Keywords: Anorectal Manometry, Constipation, Mesh, Pelvic Organ Prolapse, Posterior Vaginal Compartment Repair
INTRODUCTION
Pelvic organ prolapse (POP) is extremely common, affecting up to 50% of parous women.[1] Unfortunately, treatment of POP is associated with high recurrence rates. A reoperation rate within 10 years of the primary prolapse surgery has been reported as high as 17%.[2] The unacceptable surgical failure rate led surgeons to enforce the native tissue repairs with biological graft or synthetic mesh. Level 1 evidence has proved that the use of synthetic mesh increased the anatomical cure rate in anterior vaginal wall repair but not in posterior vaginal wall repair.[3] Yet, mesh-related complications, including dyspareunia, mesh exposure, and mesh erosion are being reported with increasing frequency and negatively impacted patient quality-of-life. These findings suggest that urogynecologists should make a balance between anatomical cure and patient quality-of-life when using synthetic mesh to repair the pelvic floor. Improvement in patient quality-of-life involves functional recovery, such as improvement of urinary, bowel, and sexual function. However, few studies have looked at the effect of posterior vaginal wall repair with mesh on bowel function.
The aims of the study were to use anorectal manometry to compare bowel function outcome in POP patients who underwent prolapse repair with or without trans-vaginal synthetic mesh in the posterior vaginal compartment and specifically to determine whether the use of mesh was better for retention and improvement of anorectal function.
METHODS
Between December 2011 and May 2012, 22 women were referred to our outpatient clinic at the Peking Union Medical College Hospital for trans-vaginal mesh surgical correction of severe symptomatic POP (overall Stage III or IV) using trans-vaginal mesh; all 22 were enrolled in the study.[4] All enrolled patients were postmenopausal with no history of hormone replacement therapy. Exclusion criteria were gynecological pathology in addition to prolapse and previous prolapse surgery or hysterectomy. In addition, patients would be excluded from the study if they had medical conditions, such as diabetes mellitus, hypothyroidism or irritable bowel syndrome that could affect anorectal physiology or cause bowel symptoms. The study was approved by the medical ethics board at the Peking Union Medical College Hospital (S-453). Informed consent was obtained from all patients.

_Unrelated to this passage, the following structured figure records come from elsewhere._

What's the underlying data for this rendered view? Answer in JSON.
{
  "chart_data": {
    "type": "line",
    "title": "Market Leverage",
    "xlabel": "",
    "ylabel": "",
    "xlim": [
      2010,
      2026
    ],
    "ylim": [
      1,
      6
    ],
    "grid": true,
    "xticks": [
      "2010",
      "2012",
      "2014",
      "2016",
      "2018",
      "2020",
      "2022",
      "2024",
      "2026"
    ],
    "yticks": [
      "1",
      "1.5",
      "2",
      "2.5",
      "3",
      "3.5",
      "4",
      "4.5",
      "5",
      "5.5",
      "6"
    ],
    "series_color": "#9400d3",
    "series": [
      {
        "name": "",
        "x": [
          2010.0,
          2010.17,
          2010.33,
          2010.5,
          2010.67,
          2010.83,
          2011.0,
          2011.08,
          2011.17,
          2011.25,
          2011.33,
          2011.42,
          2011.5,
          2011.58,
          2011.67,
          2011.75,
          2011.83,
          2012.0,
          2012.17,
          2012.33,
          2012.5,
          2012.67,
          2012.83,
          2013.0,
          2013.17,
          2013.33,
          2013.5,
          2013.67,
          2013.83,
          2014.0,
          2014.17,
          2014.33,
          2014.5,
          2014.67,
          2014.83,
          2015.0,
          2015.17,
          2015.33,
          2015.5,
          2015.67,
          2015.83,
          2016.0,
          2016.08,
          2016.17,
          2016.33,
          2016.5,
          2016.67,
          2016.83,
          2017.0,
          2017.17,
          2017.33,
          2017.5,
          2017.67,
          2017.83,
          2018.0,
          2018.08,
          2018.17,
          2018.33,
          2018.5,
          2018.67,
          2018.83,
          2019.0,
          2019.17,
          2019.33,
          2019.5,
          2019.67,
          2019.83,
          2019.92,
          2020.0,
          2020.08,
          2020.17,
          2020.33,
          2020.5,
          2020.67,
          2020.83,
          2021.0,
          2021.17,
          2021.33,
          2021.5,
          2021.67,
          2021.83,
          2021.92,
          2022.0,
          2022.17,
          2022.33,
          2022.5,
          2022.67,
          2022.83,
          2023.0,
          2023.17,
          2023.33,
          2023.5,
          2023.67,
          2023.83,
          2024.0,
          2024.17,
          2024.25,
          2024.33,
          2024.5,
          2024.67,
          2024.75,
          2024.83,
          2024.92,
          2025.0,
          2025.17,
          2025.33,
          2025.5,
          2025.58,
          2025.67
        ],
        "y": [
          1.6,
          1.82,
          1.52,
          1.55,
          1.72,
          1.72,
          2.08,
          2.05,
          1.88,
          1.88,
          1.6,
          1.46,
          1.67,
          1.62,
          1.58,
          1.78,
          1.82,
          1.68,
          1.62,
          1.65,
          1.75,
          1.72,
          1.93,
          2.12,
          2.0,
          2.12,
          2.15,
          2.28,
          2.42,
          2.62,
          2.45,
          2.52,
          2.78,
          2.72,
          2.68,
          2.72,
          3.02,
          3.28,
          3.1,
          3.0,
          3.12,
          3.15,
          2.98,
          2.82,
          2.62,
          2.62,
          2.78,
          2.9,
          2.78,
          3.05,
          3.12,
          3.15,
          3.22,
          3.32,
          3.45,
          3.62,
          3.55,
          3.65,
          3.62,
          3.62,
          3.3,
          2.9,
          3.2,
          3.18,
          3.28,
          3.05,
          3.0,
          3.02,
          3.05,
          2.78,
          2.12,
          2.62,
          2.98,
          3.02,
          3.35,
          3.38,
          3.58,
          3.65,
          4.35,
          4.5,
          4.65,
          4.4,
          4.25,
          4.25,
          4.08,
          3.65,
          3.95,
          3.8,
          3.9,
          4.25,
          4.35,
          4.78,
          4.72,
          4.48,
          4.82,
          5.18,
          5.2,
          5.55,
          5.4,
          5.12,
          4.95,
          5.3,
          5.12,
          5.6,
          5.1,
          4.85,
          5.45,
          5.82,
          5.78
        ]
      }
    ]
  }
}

This was a prospective, double-blind, clinical pilot study. Preoperative evaluations included medical history, the POP-quantification (POP-Q) score measured determining prolapse severity, a Chinese validated quality-of-life questionnaire (the pelvic floor impact questionnaire short form-7 [PFIQ-7])[5] and anorectal manometry. Two surgeons performing all the procedures were blinded to the allocation, and another urogynecologist who neither participated in the surgeries nor knew the mesh status achieved anorectal measurements, PFIQ-7 and POP-Q scores pre- and post- operatively. The data were finally collected and analyzed by the investigator who knew the group information.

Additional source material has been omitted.